Bigfoot body found, promoted, thawed and then the ring leader declares he was hoaxed (days after the frozen suit had been debunked). We need to say no more, risky, bad bigfootery business.
Bigfoot expeditions generate five-figure incomes a weekend, seemingly and remarkably produce some results, or at least results the paying customers are willing to buy darn near every time, rumors abound about some shadiness despite the best attempts to keep a firm lid on that type of talk. Other fourth level “Bigfoot Researchers” are pissed they did not think of the idea first and now are on record as decrying paying expeditions. Maybe that lovely churn will allow them to revisit the idea in a few years.
TV shows create an even greater possibility of risky paranormal business. The money is bigger and the pressure to fascinate and keep an audience is huge, even in a paranormal pop culture famished for content. The leading program out there viewership wise is Ghost Hunter and this can lead to situations and disclosures like this. And the discussion can get heated, some good links in the first post leads to 53 pages of discussion, pop goes the paranormal. Paranormal State has had a good share of analysis as to risky and shady stuff. In bigfootery you have Monster Quest, mostly they have presented crappy evidence and eventually conclude it is crappy evidence. The Ohio and Kentucky episodes come to mind. There has been questions about the veracity of the presentation. What will the BFRO show hold if it does actually make it to the air? We are sure there will be many looking at it very closely.

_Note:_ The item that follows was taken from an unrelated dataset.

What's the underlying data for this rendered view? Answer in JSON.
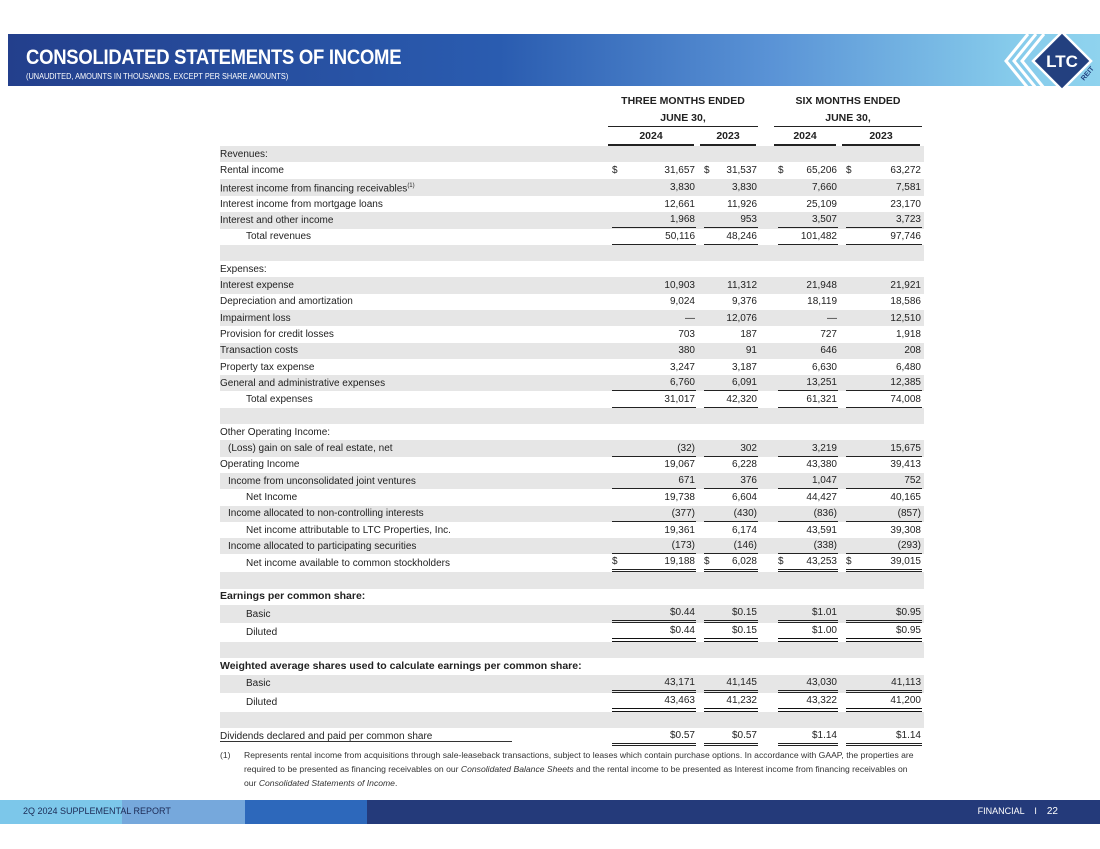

And finally in the spirit of helping fourth level “Bigfoot Researchers” carnival barkers find a new angle for using TV and raising money we present the Reverend Bob Larson, demonologist. Yes, we consider that topic to be in the realm of the paranormal. Reverend Bob has done much to enrich himself with a few things that are downright non-christian like. Bob is riding the paranormal pop explosion himself with a new TV show. But the beauty of Bob, and how he can be a model for the carnival barkers is that he is not satisfied with the TV money. Nope. He is appealing to his flock for donations to help him meet the incredible public response for help that will come with his TV show. So here is the script fourth levelers:
Because of my amazing new appearance, bigfoot sighting reports have poured in. I need your help to give me the gas, food and lodging money so that I can react to these situations and help us all by proving once and for all bigfoot is real. Strike that real part, most likely real due to my compelling evidence, I am not ready to give up the gravy train and solve this mystery just yet, momma wants a house without wheels.